There may be alternatives to standard claim assessment though. There are attorneys that assist veterans in their claims. I can't help but believe if these attorneys could be used in an advocacy manner rather than adversarial relationship with the VA there would be quicker outcomes. In other words, find a way to have our university hospitals and private attorneys process paperwork on a fast track method to resolve the backlog for combat veterans.

If the university systems can expedite the claims based on VA standards it should be valid. I realize this might mean spending resources General Shinseki would use otherwise, but, it might be a reasonable idea for veterans already in the process over 6 to 8 months. 

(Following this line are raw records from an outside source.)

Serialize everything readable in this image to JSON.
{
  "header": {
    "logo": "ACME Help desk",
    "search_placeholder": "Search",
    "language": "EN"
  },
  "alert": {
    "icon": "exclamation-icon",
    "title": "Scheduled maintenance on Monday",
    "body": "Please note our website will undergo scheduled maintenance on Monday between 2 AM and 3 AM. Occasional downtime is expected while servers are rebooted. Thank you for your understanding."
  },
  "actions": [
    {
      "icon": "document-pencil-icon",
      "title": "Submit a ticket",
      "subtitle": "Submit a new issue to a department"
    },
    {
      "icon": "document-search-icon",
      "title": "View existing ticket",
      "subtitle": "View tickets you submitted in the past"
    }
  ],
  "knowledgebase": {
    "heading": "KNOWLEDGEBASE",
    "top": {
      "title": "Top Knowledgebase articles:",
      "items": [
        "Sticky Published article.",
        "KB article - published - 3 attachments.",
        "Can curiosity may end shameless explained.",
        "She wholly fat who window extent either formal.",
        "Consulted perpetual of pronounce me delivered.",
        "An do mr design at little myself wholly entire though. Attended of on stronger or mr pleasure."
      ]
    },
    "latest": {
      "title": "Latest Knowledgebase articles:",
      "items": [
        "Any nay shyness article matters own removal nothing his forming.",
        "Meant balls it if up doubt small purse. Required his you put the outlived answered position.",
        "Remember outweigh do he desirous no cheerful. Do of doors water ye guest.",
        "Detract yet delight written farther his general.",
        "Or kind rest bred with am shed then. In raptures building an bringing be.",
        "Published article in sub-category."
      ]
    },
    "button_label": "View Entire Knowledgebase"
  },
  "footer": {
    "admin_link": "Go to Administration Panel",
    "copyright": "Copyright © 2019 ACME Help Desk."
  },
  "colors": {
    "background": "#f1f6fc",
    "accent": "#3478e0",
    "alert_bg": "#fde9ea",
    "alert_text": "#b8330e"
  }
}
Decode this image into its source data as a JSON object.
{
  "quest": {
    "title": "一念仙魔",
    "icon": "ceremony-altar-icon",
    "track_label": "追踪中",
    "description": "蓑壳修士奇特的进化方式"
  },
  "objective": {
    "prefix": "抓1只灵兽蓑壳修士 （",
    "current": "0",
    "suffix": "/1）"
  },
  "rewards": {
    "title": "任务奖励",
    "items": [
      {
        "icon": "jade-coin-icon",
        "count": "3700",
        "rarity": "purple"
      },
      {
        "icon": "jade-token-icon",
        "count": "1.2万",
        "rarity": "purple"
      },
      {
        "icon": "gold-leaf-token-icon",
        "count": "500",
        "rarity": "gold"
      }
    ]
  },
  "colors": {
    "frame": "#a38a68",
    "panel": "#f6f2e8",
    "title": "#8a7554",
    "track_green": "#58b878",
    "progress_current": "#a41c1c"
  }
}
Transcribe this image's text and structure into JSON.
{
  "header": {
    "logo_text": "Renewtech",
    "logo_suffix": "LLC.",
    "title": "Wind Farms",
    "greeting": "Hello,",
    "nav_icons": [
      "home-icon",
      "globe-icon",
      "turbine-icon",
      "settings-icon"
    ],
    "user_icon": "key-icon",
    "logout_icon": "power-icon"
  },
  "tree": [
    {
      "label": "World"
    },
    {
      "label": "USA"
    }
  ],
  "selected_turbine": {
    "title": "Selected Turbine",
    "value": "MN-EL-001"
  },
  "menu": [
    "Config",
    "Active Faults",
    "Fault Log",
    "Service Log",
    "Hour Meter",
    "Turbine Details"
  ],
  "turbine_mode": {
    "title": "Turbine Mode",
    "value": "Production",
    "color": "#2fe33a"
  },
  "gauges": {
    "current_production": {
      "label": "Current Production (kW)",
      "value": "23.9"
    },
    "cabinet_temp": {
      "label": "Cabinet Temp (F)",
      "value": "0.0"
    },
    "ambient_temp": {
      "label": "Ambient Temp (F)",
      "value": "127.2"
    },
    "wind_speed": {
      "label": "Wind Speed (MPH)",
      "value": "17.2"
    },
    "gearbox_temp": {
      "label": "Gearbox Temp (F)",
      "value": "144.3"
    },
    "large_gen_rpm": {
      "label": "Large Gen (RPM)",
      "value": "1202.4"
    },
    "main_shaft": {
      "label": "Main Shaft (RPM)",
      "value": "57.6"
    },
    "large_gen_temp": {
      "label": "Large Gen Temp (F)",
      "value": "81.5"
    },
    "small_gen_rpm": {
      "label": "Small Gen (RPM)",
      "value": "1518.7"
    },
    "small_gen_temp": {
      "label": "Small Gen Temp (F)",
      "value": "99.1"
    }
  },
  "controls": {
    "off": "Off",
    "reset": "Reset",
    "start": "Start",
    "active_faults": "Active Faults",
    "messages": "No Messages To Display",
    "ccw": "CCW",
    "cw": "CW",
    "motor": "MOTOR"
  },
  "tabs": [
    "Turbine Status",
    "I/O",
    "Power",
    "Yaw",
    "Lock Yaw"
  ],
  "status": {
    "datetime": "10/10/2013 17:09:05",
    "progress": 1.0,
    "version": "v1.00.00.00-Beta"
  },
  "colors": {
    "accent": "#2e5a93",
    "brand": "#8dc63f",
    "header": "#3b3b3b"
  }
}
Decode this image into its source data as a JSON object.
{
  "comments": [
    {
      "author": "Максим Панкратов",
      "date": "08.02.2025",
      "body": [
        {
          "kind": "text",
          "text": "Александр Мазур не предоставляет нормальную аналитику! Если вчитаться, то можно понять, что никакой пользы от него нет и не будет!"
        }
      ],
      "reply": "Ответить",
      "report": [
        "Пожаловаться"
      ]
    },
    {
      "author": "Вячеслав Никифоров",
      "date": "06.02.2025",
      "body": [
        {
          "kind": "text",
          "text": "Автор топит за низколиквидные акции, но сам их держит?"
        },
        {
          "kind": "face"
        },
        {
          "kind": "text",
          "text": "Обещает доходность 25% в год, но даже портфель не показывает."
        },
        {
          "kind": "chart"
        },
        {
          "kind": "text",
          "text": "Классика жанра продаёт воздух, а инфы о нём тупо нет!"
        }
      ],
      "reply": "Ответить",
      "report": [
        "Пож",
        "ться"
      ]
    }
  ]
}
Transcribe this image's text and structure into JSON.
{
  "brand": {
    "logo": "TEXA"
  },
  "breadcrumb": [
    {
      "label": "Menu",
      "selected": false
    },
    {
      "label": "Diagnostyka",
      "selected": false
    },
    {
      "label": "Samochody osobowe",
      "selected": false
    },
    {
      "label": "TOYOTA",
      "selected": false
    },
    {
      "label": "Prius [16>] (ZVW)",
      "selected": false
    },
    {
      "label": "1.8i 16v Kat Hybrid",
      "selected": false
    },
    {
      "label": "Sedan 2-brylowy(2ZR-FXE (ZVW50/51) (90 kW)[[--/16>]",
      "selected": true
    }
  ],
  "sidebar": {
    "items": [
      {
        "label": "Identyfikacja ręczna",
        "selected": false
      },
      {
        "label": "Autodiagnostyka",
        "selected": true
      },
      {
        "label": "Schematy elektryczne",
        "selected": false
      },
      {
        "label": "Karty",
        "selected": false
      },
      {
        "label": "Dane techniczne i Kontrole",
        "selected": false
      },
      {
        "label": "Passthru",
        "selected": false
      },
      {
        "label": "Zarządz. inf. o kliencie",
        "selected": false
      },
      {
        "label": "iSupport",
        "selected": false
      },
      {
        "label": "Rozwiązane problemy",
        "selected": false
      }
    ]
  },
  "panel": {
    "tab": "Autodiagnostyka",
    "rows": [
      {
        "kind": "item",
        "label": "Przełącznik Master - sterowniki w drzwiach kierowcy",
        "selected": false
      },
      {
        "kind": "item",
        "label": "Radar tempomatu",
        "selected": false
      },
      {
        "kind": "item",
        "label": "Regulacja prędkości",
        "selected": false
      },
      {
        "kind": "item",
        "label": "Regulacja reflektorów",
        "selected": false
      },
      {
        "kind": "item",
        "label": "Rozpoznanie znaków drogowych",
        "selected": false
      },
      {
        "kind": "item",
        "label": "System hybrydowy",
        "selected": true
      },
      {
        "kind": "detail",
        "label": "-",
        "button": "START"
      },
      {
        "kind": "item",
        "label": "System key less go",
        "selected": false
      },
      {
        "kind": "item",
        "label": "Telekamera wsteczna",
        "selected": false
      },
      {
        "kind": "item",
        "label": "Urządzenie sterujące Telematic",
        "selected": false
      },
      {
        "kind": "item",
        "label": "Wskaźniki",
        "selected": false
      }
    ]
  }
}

The justification to spending outside the VA system, focusing first on combat veterans, is the longer the claims take the more likely the VA medical system will be stressed with soldiers in a negative spiral. The entire VA system could achieve a better operational status if the backlog was resolved and soldiers were allowed to improve their lives though support in the face of their disability. The resources available for treatment might increase if so much wasn't used to process a backlog.

General Shinseki cannot guarantee there won't be some fraud in an accelerated process conducted in the private sector, but, oversight would be needed. A reassessment of these claims within the VA system within a year to eighteen months from the date of the decision would reduce continued fraud. That would bring the target date of 2015 online with a less stressed backlog demand and more support for the veteran.